The 80,000 seat London Olympic Stadium is a massive arena designed to morph into a much smaller community venue after the Olympic Games end. Here's why...and how.

Next month, all eyes will be on London as the Olympic Games begin on July 27. But after the closing ceremonies two weeks later, some of the main competitive arenas will morph into smaller, more practical community venues--by design. Part of the overall strategy of the London Olympics organizers was to help revive East London, an industrial and run-down area of the city. And that includes not burdening that community with the upkeep of massive structures.

Even the Olympic Stadium--the Games' crownlike main arena--will scale down to a more manageable size after the torch goes out.

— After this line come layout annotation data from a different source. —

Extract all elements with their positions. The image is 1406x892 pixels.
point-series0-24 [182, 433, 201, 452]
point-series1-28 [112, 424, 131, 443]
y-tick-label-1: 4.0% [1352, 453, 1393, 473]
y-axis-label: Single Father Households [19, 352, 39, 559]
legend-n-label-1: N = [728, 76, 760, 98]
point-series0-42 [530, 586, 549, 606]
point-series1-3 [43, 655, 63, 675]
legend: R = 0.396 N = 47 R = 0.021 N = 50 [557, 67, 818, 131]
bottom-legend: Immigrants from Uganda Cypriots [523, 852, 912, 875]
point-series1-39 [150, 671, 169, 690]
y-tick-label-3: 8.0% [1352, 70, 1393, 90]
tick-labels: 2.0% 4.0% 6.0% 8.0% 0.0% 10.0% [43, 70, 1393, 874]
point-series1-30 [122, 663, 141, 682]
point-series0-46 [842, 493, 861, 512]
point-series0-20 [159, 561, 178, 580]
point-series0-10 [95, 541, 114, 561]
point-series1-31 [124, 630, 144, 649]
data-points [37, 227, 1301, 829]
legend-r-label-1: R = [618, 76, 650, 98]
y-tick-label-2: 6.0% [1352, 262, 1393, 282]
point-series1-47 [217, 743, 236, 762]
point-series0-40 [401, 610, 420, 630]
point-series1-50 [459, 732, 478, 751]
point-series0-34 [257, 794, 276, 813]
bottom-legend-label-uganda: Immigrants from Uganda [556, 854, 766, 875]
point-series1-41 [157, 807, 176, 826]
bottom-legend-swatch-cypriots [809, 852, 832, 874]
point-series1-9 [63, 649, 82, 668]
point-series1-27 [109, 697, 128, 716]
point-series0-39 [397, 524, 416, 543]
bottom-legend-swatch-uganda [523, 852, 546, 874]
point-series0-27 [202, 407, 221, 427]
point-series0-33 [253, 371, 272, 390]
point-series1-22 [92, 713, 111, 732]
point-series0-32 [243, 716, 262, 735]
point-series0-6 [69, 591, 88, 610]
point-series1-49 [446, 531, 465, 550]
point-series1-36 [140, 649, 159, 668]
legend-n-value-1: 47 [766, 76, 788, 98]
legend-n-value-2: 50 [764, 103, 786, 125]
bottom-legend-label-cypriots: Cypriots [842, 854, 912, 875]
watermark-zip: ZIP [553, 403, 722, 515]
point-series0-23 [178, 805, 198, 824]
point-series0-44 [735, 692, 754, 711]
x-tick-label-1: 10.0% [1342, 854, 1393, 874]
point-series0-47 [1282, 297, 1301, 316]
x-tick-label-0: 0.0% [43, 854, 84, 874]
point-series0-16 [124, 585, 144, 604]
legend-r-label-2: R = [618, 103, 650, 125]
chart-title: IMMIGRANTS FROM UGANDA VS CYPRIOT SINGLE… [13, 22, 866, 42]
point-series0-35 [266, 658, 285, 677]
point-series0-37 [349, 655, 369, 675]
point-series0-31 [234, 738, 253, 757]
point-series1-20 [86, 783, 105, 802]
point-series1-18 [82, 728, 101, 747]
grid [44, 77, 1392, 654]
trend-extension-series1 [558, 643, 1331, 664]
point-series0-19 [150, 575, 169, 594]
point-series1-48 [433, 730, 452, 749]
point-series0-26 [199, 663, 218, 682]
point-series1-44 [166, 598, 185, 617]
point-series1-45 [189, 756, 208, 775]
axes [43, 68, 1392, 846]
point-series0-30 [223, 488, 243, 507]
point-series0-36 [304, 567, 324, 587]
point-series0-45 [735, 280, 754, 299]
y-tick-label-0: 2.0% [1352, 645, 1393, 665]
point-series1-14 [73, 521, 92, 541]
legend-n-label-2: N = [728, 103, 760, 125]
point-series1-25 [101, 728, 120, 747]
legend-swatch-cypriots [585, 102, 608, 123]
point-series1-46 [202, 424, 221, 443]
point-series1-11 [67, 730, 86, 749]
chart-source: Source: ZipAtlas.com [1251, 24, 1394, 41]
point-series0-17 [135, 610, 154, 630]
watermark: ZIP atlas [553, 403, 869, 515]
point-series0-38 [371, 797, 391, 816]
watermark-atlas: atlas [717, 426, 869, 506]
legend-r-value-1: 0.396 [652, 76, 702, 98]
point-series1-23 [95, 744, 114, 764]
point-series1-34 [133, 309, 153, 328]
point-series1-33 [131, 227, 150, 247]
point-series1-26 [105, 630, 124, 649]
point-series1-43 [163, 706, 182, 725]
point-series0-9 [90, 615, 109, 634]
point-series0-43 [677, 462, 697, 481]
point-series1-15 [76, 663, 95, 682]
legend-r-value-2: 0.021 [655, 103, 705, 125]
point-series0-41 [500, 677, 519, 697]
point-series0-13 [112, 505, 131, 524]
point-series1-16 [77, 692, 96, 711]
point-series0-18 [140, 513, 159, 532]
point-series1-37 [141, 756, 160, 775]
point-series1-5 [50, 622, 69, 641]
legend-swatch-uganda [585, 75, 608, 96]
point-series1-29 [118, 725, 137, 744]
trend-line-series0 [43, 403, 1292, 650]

The architectural firm Populous designed the stadium, which will seat 80,000 during the Games, to transform (via semi-deconstruction) into a building that will accommodate only 25,000. It may not look as visually striking or unique upon first glance as some of the flashier Olympic stadia of decades past--such as the eye-popping "Bird's Nest" of the 2008 Beijing Olympics. But some of the innovative ideas that Populous came up with to create a shrinkable stadium also will pay off in improved energy and material usage, when compared to previous Olympic stadia.

Here's a quick overview of some of the London Olympic Stadium's most clever details:

  • The designers first considered creating a roofless stadium, but overhead coverage was needed to protect athletes and audience from the wind. So they came up with a PVC (polyvinyl chloride) awning that shelters 75% of the venue's seats.
  • The awning is supported by tubular-steel structures put together in a bicycle-wheel pattern above the stadium. The structures are made from salvaged parts from a gas-pipeline construction project.
  • Opting for a PVC awning means that the London Olympic Stadium is the "lightest" Olympic Stadium in history. Populous's design uses 11,000 tons of structural steel. For context: the 2008 "Bird's Nest" Olympic Stadium in Beijing, designed by Herzog & de Meuron, used nearly 42,000 tons.
  • Concession stands are located in pop-up "pods" on the rim of the Stadium, rather than embedded within it. This means there was no need to add mechanical ventilation systems for food preparation and fire prevention.

That the core concept of creating a large-scale arena that could easily become smaller led to money-saving construction and operational solutions illustrates how one inventive, focused design goal can often lead to others. While the Olympic Stadium designed by Populous won't be a permanent landmark in its full form, the creative ideas behind it will likely resonate and live on.